R2 :0.984069187046379
MSE: 99136692.31131941
RMSE: 9956.74104872269
MAE: 6211.220273701309
 
 
R2 :0.8967158319847416
MSE: 673008573.5643889
RMSE: 25942.408784929532
MAE: 15350.248562467748
 


In [22]:
jarvis.support(lindhamk5_3.best_estimator_)

25761

## Dialing Back The Feature Space

We remarked in the LASSO notebook that the 42,000+ features were not actually good because we polynomial transformed the dummy variables, leading to many redundant and straight-up duplicate columns.
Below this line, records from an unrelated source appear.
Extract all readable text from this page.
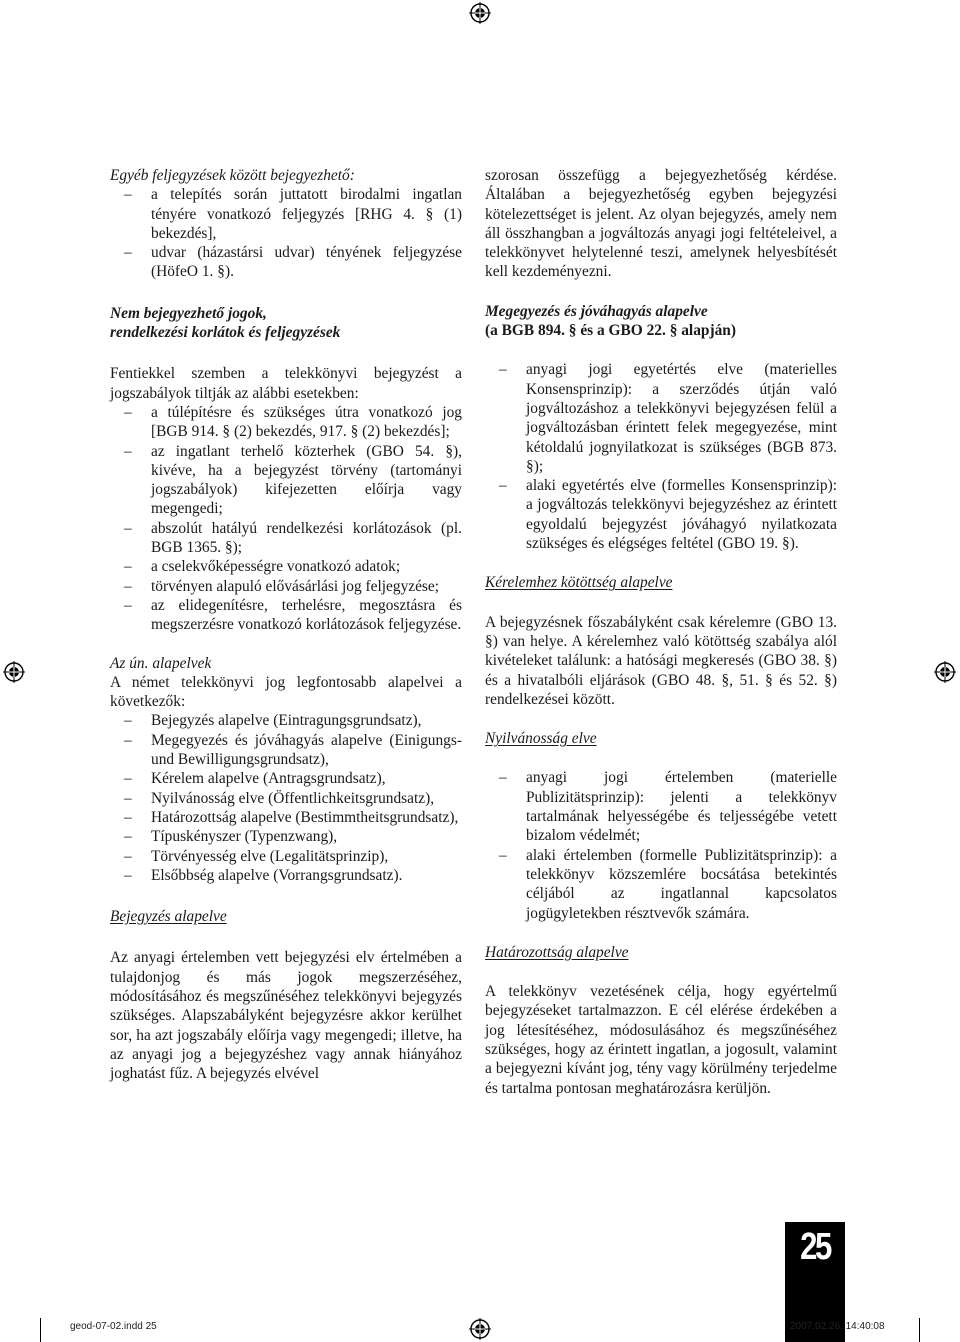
Egyéb feljegyzések között bejegyezhető:

– a telepítés során juttatott birodalmi ingatlan tényére vonatkozó feljegyzés [RHG 4. § (1) bekezdés],
– udvar (házastársi udvar) tényének feljegyzése (HöfeO 1. §).

Nem bejegyezhető jogok,

rendelkezési korlátok és feljegyzések

Fentiekkel szemben a telekkönyvi bejegyzést a jogszabályok tiltják az alábbi esetekben:

– a túlépítésre és szükséges útra vonatkozó jog [BGB 914. § (2) bekezdés, 917. § (2) bekezdés];
– az ingatlant terhelő közterhek (GBO 54. §), kivéve, ha a bejegyzést törvény (tartományi jogszabályok) kifejezetten előírja vagy megengedi;
– abszolút hatályú rendelkezési korlátozások (pl. BGB 1365. §);
– a cselekvőképességre vonatkozó adatok;
– törvényen alapuló elővásárlási jog feljegyzése;
– az elidegenítésre, terhelésre, megosztásra és megszerzésre vonatkozó korlátozások feljegyzése.

Az ún. alapelvek

A német telekkönyvi jog legfontosabb alapelvei a következők:

– Bejegyzés alapelve (Eintragungsgrundsatz),
– Megegyezés és jóváhagyás alapelve (Einigungs- und Bewilligungsgrundsatz),
– Kérelem alapelve (Antragsgrundsatz),
– Nyilvánosság elve (Öffentlichkeitsgrundsatz),
– Határozottság alapelve (Bestimmtheitsgrundsatz),
– Típuskényszer (Typenzwang),
– Törvényesség elve (Legalitätsprinzip),
– Elsőbbség alapelve (Vorrangsgrundsatz).

Bejegyzés alapelve

Az anyagi értelemben vett bejegyzési elv értelmében a tulajdonjog és más jogok megszerzéséhez, módosításához és megszűnéséhez telekkönyvi bejegyzés szükséges. Alapszabályként bejegyzésre akkor kerülhet sor, ha azt jogszabály előírja vagy megengedi; illetve, ha az anyagi jog a bejegyzéshez vagy annak hiányához joghatást fűz. A bejegyzés elvével

szorosan összefügg a bejegyezhetőség kérdése. Általában a bejegyezhetőség egyben bejegyzési kötelezettséget is jelent. Az olyan bejegyzés, amely nem áll összhangban a jogváltozás anyagi jogi feltételeivel, a telekkönyvet helytelenné teszi, amelynek helyesbítését kell kezdeményezni.

Megegyezés és jóváhagyás alapelve

(a BGB 894. § és a GBO 22. § alapján)

– anyagi jogi egyetértés elve (materielles Konsensprinzip): a szerződés útján való jogváltozáshoz a telekkönyvi bejegyzésen felül a jogváltozásban érintett felek megegyezése, mint kétoldalú jognyilatkozat is szükséges (BGB 873. §);
– alaki egyetértés elve (formelles Konsensprinzip): a jogváltozás telekkönyvi bejegyzéshez az érintett egyoldalú bejegyzést jóváhagyó nyilatkozata szükséges és elégséges feltétel (GBO 19. §).

Kérelemhez kötöttség alapelve

A bejegyzésnek főszabályként csak kérelemre (GBO 13. §) van helye. A kérelemhez való kötöttség szabálya alól kivételeket találunk: a hatósági megkeresés (GBO 38. §) és a hivatalbóli eljárások (GBO 48. §, 51. § és 52. §) rendelkezései között.

Nyilvánosság elve

– anyagi jogi értelemben (materielle Publizitätsprinzip): jelenti a telekkönyv tartalmának helyességébe és teljességébe vetett bizalom védelmét;
– alaki értelemben (formelle Publizitätsprinzip): a telekkönyv közszemlére bocsátása betekintés céljából az ingatlannal kapcsolatos jogügyletekben résztvevők számára.

Határozottság alapelve

A telekkönyv vezetésének célja, hogy egyértelmű bejegyzéseket tartalmazzon. E cél elérése érdekében a jog létesítéséhez, módosulásához és megszűnéséhez szükséges, hogy az érintett ingatlan, a jogosult, valamint a bejegyezni kívánt jog, tény vagy körülmény terjedelme és tartalma pontosan meghatározásra kerüljön.

25
geod-07-02.indd 25	2007.02.26. 14:40:08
We can attempt to dial it back by running Ridge against a much more reasonable and tame 298 feature dataframe.

In [23]:
data = pd.read_csv('../data/ames-engineered.csv', index_col = 'Id').drop(columns='SalePrice')

In [24]:
data['MS SubClass'] = data['MS SubClass'].astype('object')

In [25]:
data_dummies = pd.get_dummies(data, drop_first=True)

  uniques = Index(uniques)


In [26]:
data_dummies.shape

(2928, 298)

In [27]:
X = data_dummies.iloc[ : len(train.index) ]
Xkaggle = data_dummies.iloc[ len(train.index) : ]

X_train, X_test, y_train, y_test = train_test_split(X, y, test_size=0.2, random_state=seed)

Xs_train = zscale.fit_transform(X_train)
Xs_test = zscale.transform(X_test)
Xs_kaggle = zscale.transform(Xkaggle)

In [28]:
params4 = { 'alpha' : list(range(100,500,10)) }


lindhamk5_4 = GridSearchCV(Ridge(max_iter=10_000),
                         param_grid=params4,
                         n_jobs=-1,
                         scoring = score,
                         cv = 3
                        )

lindhamk5_4.fit(Xs_train, y_train)

jarvis.grade_model(lindhamk5_4, Xs_train, y_train, display=True), jarvis.grade_model(lindhamk5_4, Xs_test, y_test, display=True);

 
R2 :0.9287614473406154
MSE: 443314129.4331693
RMSE: 21055.02622732086
MAE: 13903.527516677803
 
 
R2 :0.8877372302317402
MSE: 731513919.2965387
RMSE: 27046.513995273748
MAE: 16834.64797220781
 


In [29]:
lindhamk5_4.best_estimator_

Ridge(alpha=290, max_iter=10000)

We see that the Mk. 5.4 with Ridge is still not performing as well as the Mk. 4 with LASSO. At the moment we're not sure what is causing this discrepancy. Maybe some feature engineering can make Ridge viable and competitive with the LASSO model, but this remains to be seen.